11 Agosto 2026
Santa Chiara, Vergine
Ez 2,8-3,4; Salmo Responsoriale Dal Salmo 118 (119); Mt 18,1-5.10.12-14
Benedetto XVI (Udienza Generale 15 Settembre 2010): La spiritualità di santa Chiara, la sintesi della sua proposta di santità è raccolta nella quarta lettera a Sant’Agnese da Praga. Santa Chiara adopera un’immagine molto diffusa nel Medioevo, di ascendenze patristiche, lo specchio. Ed invita la sua amica di Praga a riflettersi in quello specchio di perfezione di ogni virtù che è il Signore stesso. Ella scrive: “Felice certamente colei a cui è dato godere di questo sacro connubio, per aderire con il profondo del cuore [a Cristo], a colui la cui bellezza ammirano incessantemente tutte le beate schiere dei cieli, il cui affetto appassiona, la cui contemplazione ristora, la cui benignità sazia, la cui soavità ricolma, il cui ricordo risplende soavemente, al cui profumo i morti torneranno in vita e la cui visione gloriosa renderà beati tutti i cittadini della celeste Gerusalemme. E poiché egli è splendore della gloria, candore della luce eterna e specchio senza macchia, guarda ogni giorno questo specchio, o regina sposa di Gesù Cristo, e in esso scruta continuamente il tuo volto, perché tu possa così adornarti tutta all’interno e all’esterno… In questo specchio rifulgono la beata povertà, la santa umiltà e l’ineffabile carità” (Lettera quarta: FF, 2901-2903).
Grati a Dio che ci dona i Santi che parlano al nostro cuore e ci offrono un esempio di vita cristiana da imitare, vorrei concludere con le stesse parole di benedizione che santa Chiara compose per le sue consorelle e che ancora oggi le Clarisse, che svolgono un prezioso ruolo nella Chiesa con la loro preghiera e con la loro opera, custodiscono con grande devozione. Sono espressioni in cui emerge tutta la tenerezza della sua maternità spirituale: “Vi benedico nella mia vita e dopo la mia morte, come posso e più di quanto posso, con tutte le benedizioni con le quali il Padre delle misericordie benedisse e benedirà in cielo e in terra i figli e le figlie, e con le quali un padre e una madre spirituale benedisse e benedirà i suoi figli e le sue figlie spirituali. Amen” (FF, 2856).
Liturgia della Parola
I Lettura - Epifanio Gallego: Esperienza vocazionale: La presente lettura, sorprendente in apparenza, è di una chiarezza cristallina alla luce dello schema vocazionale profetico.

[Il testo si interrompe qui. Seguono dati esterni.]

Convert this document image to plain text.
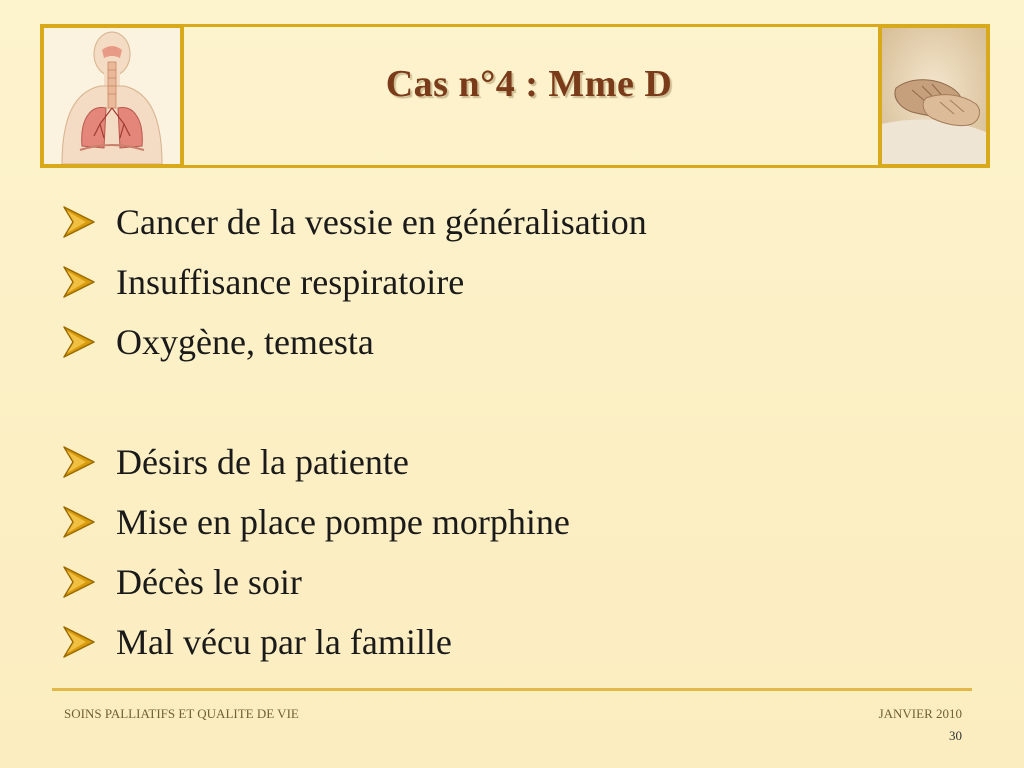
Cas n°4 : Mme D
Cancer de la vessie en généralisation
Insuffisance respiratoire
Oxygène, temesta
Désirs de la patiente
Mise en place pompe morphine
Décès le soir
Mal vécu par la famille
SOINS PALLIATIFS ET QUALITE DE VIE	JANVIER 2010
30
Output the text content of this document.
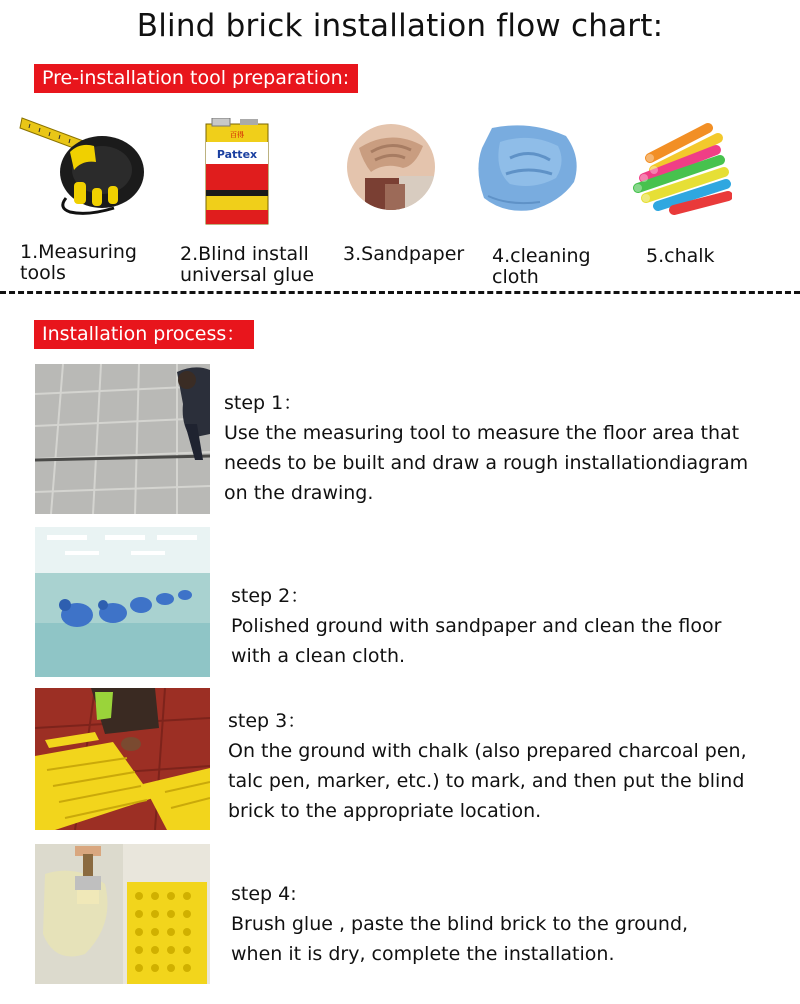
Blind brick installation flow chart:
Pre-installation tool preparation:
百得
Pattex
1.Measuring
tools
2.Blind install
universal glue
3.Sandpaper 4.cleaning
cloth
5.chalk
Installation process：
step 1：
Use the measuring tool to measure the floor area that
needs to be built and draw a rough installationdiagram
on the drawing.
step 2：
Polished ground with sandpaper and clean the floor
with a clean cloth.
step 3：
On the ground with chalk (also prepared charcoal pen,
talc pen, marker, etc.) to mark, and then put the blind
brick to the appropriate location.
step 4:
Brush glue , paste the blind brick to the ground,
when it is dry, complete the installation.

Già in Ger 15,16, udimmo il grande profeta ricordare i primi tempi della sua vocazione profetica in cui le parole di Yahveh erano « la gioia e la letizia del mio cuore» ed egli «le divorava », il suo contemporaneo Ezechiele, partecipe della stessa cultura, si serve di queste medesime immagini quasi alla lettera. Anche lui « apre la bocca e mangia ». In uno stretto parallelismo con « ascolta ciò che ti dico », è la forma più accessibile al pubblico per esprimere la sua ubbidienza alla parola di Yahveh.
Quella che deve mangiare è un rotolo scritto dai due lati contro i costumi del tempo: chiara immagine per far comprendere la sovrabbondanza di oracoli di cui dovrà farsi mediatore, assimilandoli prima e trasmettendoli poi. L’aspetto pietoso del caso è la coscienza che egli aveva di dover trasmettere « lamenti, pianti e guai ». Così era scritto nel rotolo. Trasformarsi in profeta di sventura per il suo popolo, il popolo che con lui condivideva già la pena per il suo peccato.

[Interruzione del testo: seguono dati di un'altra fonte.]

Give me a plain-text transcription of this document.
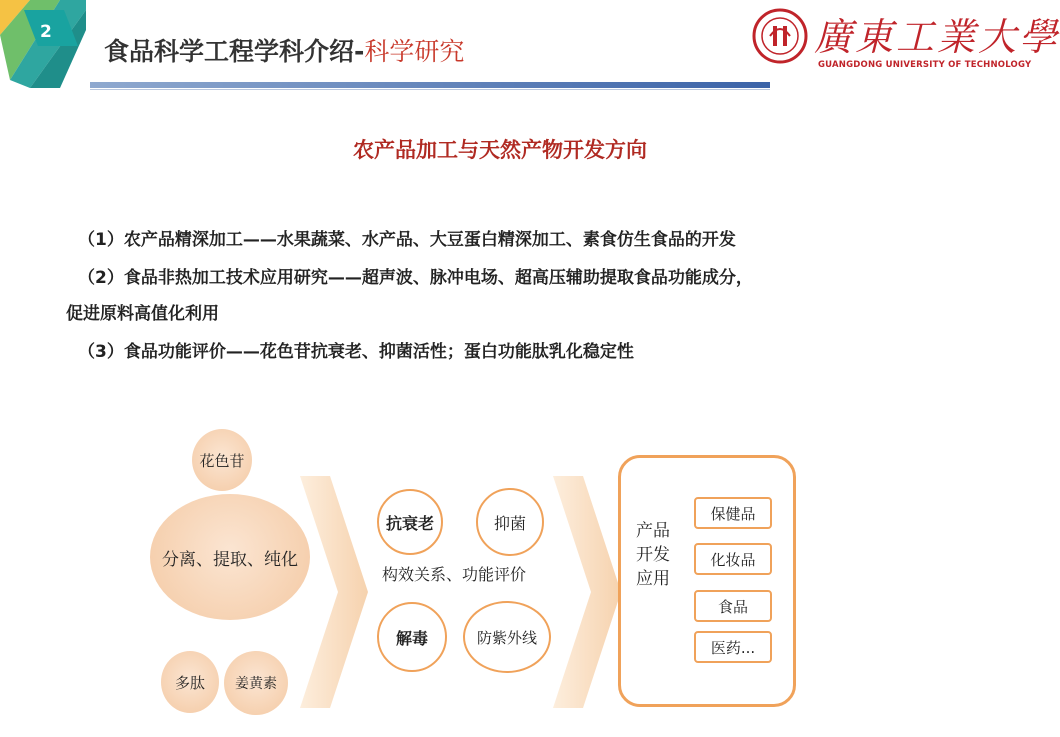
2
食品科学工程学科介绍-科学研究	廣東工業大學
GUANGDONG UNIVERSITY OF TECHNOLOGY
农产品加工与天然产物开发方向
（1）农产品精深加工——水果蔬菜、水产品、大豆蛋白精深加工、素食仿生食品的开发
（2）食品非热加工技术应用研究——超声波、脉冲电场、超高压辅助提取食品功能成分，
促进原料高值化利用
（3）食品功能评价——花色苷抗衰老、抑菌活性；蛋白功能肽乳化稳定性
花色苷
分离、提取、纯化
多肽	姜黄素
抗衰老	抑菌
构效关系、功能评价
解毒	防紫外线
产品开发应用
保健品
化妆品
食品
医药...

In una specie di confessione, Ezechiele riconosce che, in un primo momento; nella sua bocca, più o meno come era avvenuto a Geremia, sentì il gusto dì essere inviato, di essere il portavoce di Yahveh, ministro della sua sublime regalità. È come la luna di miele dell’intimità divina, la prima caramella che Dio mette in bocca ai mistici per preparare coloro dai quali esigerà molto.
Ezechiele mangia il rotolo, fa suo il contenuto, la parola di Yahveh. E ora, come vero portavoce, è mandato alla « casa d’Israele », semitismo col quale si indica il popolo dell’esilio.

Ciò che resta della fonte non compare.